If you’re not growing, you’re dying: there’s something wrong if you think that this year can be the same as last year, and the year before, as well as a solid rehearsal for next year and the year after. Growing as a teacher, as a person, will involve finding something fresh and new, something that will keep you interested while the necessary grind of preparing for exams or whatever returns. This might be a formal qualification, but it will more likely be a new interest or a new way of teaching an old subject.

Check the ‘date modified’ column on your planning: when was the last time you looked seriously at your plans, aside from changing the date at the top? Planning isn’t particularly sexy, I grant you, but it’s a good way of working through what worked last year, what didn’t, what you might add, what you might take away. I once worked in a school where one teacher’s planning document hadn’t been amended (Word told me so) for eight years. EIGHT YEARS. I am still staggered at the lack of engagement or interest in documenting change and improvement.

Please don’t roll your eyes and say you’d rather still be on the beach: your pupils will notice. Pupils are astonishingly reflective. If you give the impression you’d rather still be dozing next to lapping water and a midday Margarita, your pupils will hanker after day-long lie-ins or a diet of This Morning, Loose Women and the Real Housewives of Orange County. It’s hard to be enthusiastic when the first pile of marking comes in, or you’re carrying out a duty in torrential rain, but it’s important.
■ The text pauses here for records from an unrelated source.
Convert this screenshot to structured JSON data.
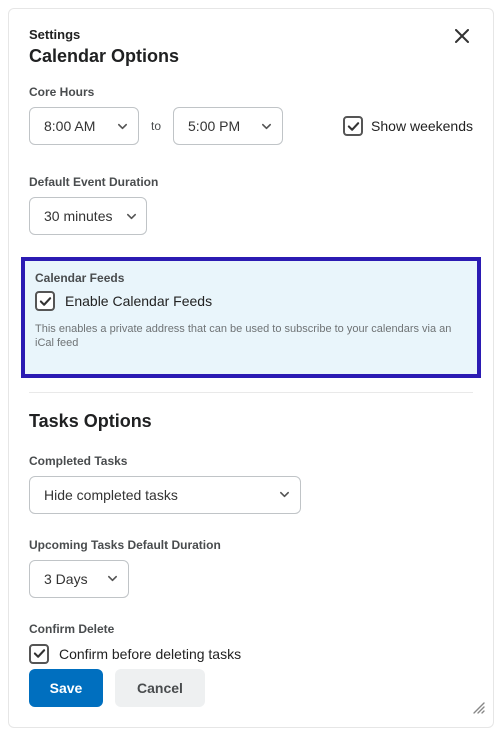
{
  "header": {
    "small_title": "Settings",
    "title": "Calendar Options"
  },
  "core_hours": {
    "label": "Core Hours",
    "start": "8:00 AM",
    "to_label": "to",
    "end": "5:00 PM",
    "show_weekends_label": "Show weekends"
  },
  "default_duration": {
    "label": "Default Event Duration",
    "value": "30 minutes"
  },
  "feeds": {
    "label": "Calendar Feeds",
    "enable_label": "Enable Calendar Feeds",
    "description": "This enables a private address that can be used to subscribe to your calendars via an iCal feed"
  },
  "tasks": {
    "heading": "Tasks Options",
    "completed": {
      "label": "Completed Tasks",
      "value": "Hide completed tasks"
    },
    "upcoming": {
      "label": "Upcoming Tasks Default Duration",
      "value": "3 Days"
    },
    "confirm": {
      "label": "Confirm Delete",
      "checkbox_label": "Confirm before deleting tasks"
    }
  },
  "footer": {
    "save": "Save",
    "cancel": "Cancel"
  }
}
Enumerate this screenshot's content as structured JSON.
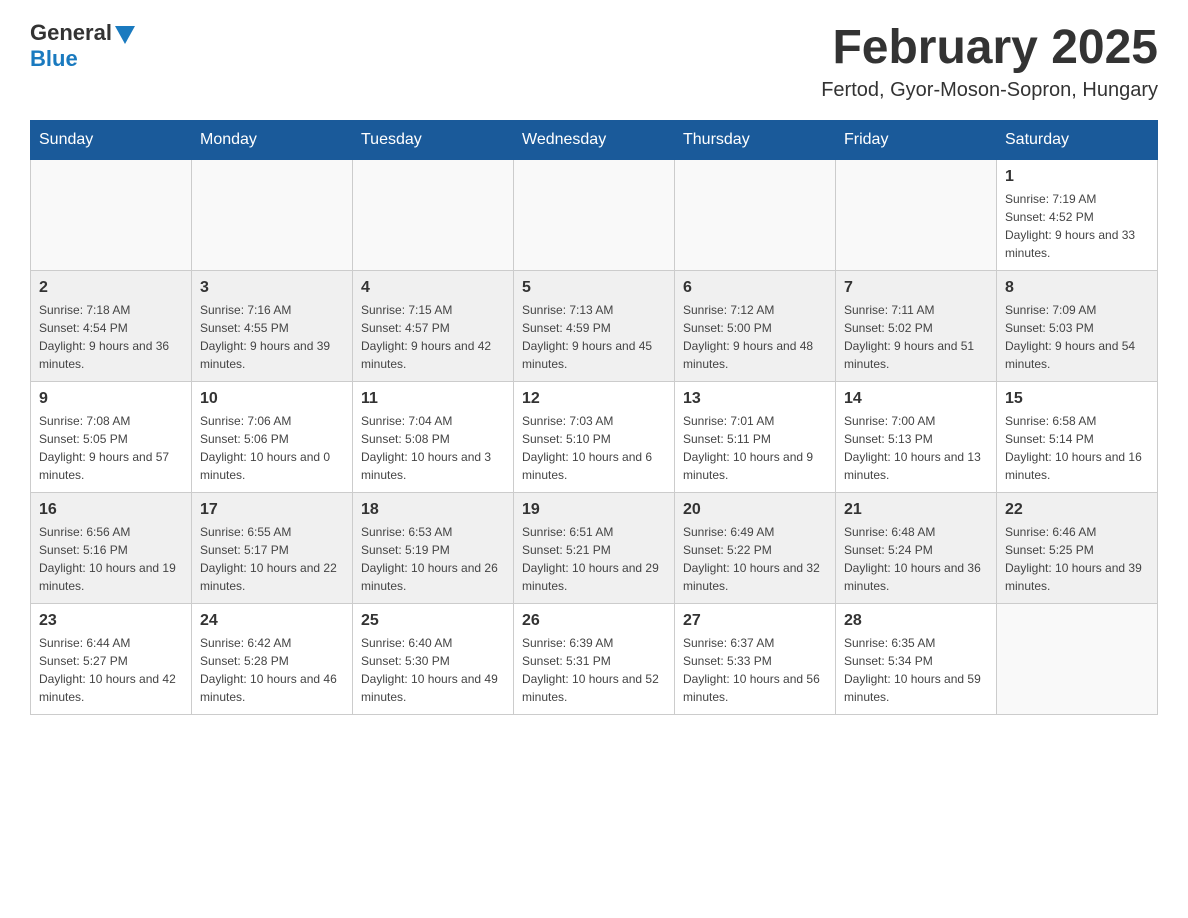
{
  "header": {
    "logo_general": "General",
    "logo_blue": "Blue",
    "month_title": "February 2025",
    "location": "Fertod, Gyor-Moson-Sopron, Hungary"
  },
  "weekdays": [
    "Sunday",
    "Monday",
    "Tuesday",
    "Wednesday",
    "Thursday",
    "Friday",
    "Saturday"
  ],
  "weeks": [
    [
      {
        "day": "",
        "sunrise": "",
        "sunset": "",
        "daylight": ""
      },
      {
        "day": "",
        "sunrise": "",
        "sunset": "",
        "daylight": ""
      },
      {
        "day": "",
        "sunrise": "",
        "sunset": "",
        "daylight": ""
      },
      {
        "day": "",
        "sunrise": "",
        "sunset": "",
        "daylight": ""
      },
      {
        "day": "",
        "sunrise": "",
        "sunset": "",
        "daylight": ""
      },
      {
        "day": "",
        "sunrise": "",
        "sunset": "",
        "daylight": ""
      },
      {
        "day": "1",
        "sunrise": "Sunrise: 7:19 AM",
        "sunset": "Sunset: 4:52 PM",
        "daylight": "Daylight: 9 hours and 33 minutes."
      }
    ],
    [
      {
        "day": "2",
        "sunrise": "Sunrise: 7:18 AM",
        "sunset": "Sunset: 4:54 PM",
        "daylight": "Daylight: 9 hours and 36 minutes."
      },
      {
        "day": "3",
        "sunrise": "Sunrise: 7:16 AM",
        "sunset": "Sunset: 4:55 PM",
        "daylight": "Daylight: 9 hours and 39 minutes."
      },
      {
        "day": "4",
        "sunrise": "Sunrise: 7:15 AM",
        "sunset": "Sunset: 4:57 PM",
        "daylight": "Daylight: 9 hours and 42 minutes."
      },
      {
        "day": "5",
        "sunrise": "Sunrise: 7:13 AM",
        "sunset": "Sunset: 4:59 PM",
        "daylight": "Daylight: 9 hours and 45 minutes."
      },
      {
        "day": "6",
        "sunrise": "Sunrise: 7:12 AM",
        "sunset": "Sunset: 5:00 PM",
        "daylight": "Daylight: 9 hours and 48 minutes."
      },
      {
        "day": "7",
        "sunrise": "Sunrise: 7:11 AM",
        "sunset": "Sunset: 5:02 PM",
        "daylight": "Daylight: 9 hours and 51 minutes."
      },
      {
        "day": "8",
        "sunrise": "Sunrise: 7:09 AM",
        "sunset": "Sunset: 5:03 PM",
        "daylight": "Daylight: 9 hours and 54 minutes."
      }
    ],
    [
      {
        "day": "9",
        "sunrise": "Sunrise: 7:08 AM",
        "sunset": "Sunset: 5:05 PM",
        "daylight": "Daylight: 9 hours and 57 minutes."
      },
      {
        "day": "10",
        "sunrise": "Sunrise: 7:06 AM",
        "sunset": "Sunset: 5:06 PM",
        "daylight": "Daylight: 10 hours and 0 minutes."
      },
      {
        "day": "11",
        "sunrise": "Sunrise: 7:04 AM",
        "sunset": "Sunset: 5:08 PM",
        "daylight": "Daylight: 10 hours and 3 minutes."
      },
      {
        "day": "12",
        "sunrise": "Sunrise: 7:03 AM",
        "sunset": "Sunset: 5:10 PM",
        "daylight": "Daylight: 10 hours and 6 minutes."
      },
      {
        "day": "13",
        "sunrise": "Sunrise: 7:01 AM",
        "sunset": "Sunset: 5:11 PM",
        "daylight": "Daylight: 10 hours and 9 minutes."
      },
      {
        "day": "14",
        "sunrise": "Sunrise: 7:00 AM",
        "sunset": "Sunset: 5:13 PM",
        "daylight": "Daylight: 10 hours and 13 minutes."
      },
      {
        "day": "15",
        "sunrise": "Sunrise: 6:58 AM",
        "sunset": "Sunset: 5:14 PM",
        "daylight": "Daylight: 10 hours and 16 minutes."
      }
    ],
    [
      {
        "day": "16",
        "sunrise": "Sunrise: 6:56 AM",
        "sunset": "Sunset: 5:16 PM",
        "daylight": "Daylight: 10 hours and 19 minutes."
      },
      {
        "day": "17",
        "sunrise": "Sunrise: 6:55 AM",
        "sunset": "Sunset: 5:17 PM",
        "daylight": "Daylight: 10 hours and 22 minutes."
      },
      {
        "day": "18",
        "sunrise": "Sunrise: 6:53 AM",
        "sunset": "Sunset: 5:19 PM",
        "daylight": "Daylight: 10 hours and 26 minutes."
      },
      {
        "day": "19",
        "sunrise": "Sunrise: 6:51 AM",
        "sunset": "Sunset: 5:21 PM",
        "daylight": "Daylight: 10 hours and 29 minutes."
      },
      {
        "day": "20",
        "sunrise": "Sunrise: 6:49 AM",
        "sunset": "Sunset: 5:22 PM",
        "daylight": "Daylight: 10 hours and 32 minutes."
      },
      {
        "day": "21",
        "sunrise": "Sunrise: 6:48 AM",
        "sunset": "Sunset: 5:24 PM",
        "daylight": "Daylight: 10 hours and 36 minutes."
      },
      {
        "day": "22",
        "sunrise": "Sunrise: 6:46 AM",
        "sunset": "Sunset: 5:25 PM",
        "daylight": "Daylight: 10 hours and 39 minutes."
      }
    ],
    [
      {
        "day": "23",
        "sunrise": "Sunrise: 6:44 AM",
        "sunset": "Sunset: 5:27 PM",
        "daylight": "Daylight: 10 hours and 42 minutes."
      },
      {
        "day": "24",
        "sunrise": "Sunrise: 6:42 AM",
        "sunset": "Sunset: 5:28 PM",
        "daylight": "Daylight: 10 hours and 46 minutes."
      },
      {
        "day": "25",
        "sunrise": "Sunrise: 6:40 AM",
        "sunset": "Sunset: 5:30 PM",
        "daylight": "Daylight: 10 hours and 49 minutes."
      },
      {
        "day": "26",
        "sunrise": "Sunrise: 6:39 AM",
        "sunset": "Sunset: 5:31 PM",
        "daylight": "Daylight: 10 hours and 52 minutes."
      },
      {
        "day": "27",
        "sunrise": "Sunrise: 6:37 AM",
        "sunset": "Sunset: 5:33 PM",
        "daylight": "Daylight: 10 hours and 56 minutes."
      },
      {
        "day": "28",
        "sunrise": "Sunrise: 6:35 AM",
        "sunset": "Sunset: 5:34 PM",
        "daylight": "Daylight: 10 hours and 59 minutes."
      },
      {
        "day": "",
        "sunrise": "",
        "sunset": "",
        "daylight": ""
      }
    ]
  ]
}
Work out your new weekly ritual: last year’s routines will have been disrupted by a new timetable, new duties, new homework-marking nights. Quickly work out what needs to be done when and – as importantly – work out when you don’t need to do anything. Then plan to do your favourite things in those windows. I remember shuddering when, in my first year of teaching, I read a book that told me to put aside one evening a week and one day of the weekend without any schoolwork. Quite a few years in and I still haven’t really managed it, but it’s worth aiming towards, and crikey does it feel good when you can ring-fence time for a guilty pleasure in the middle of term.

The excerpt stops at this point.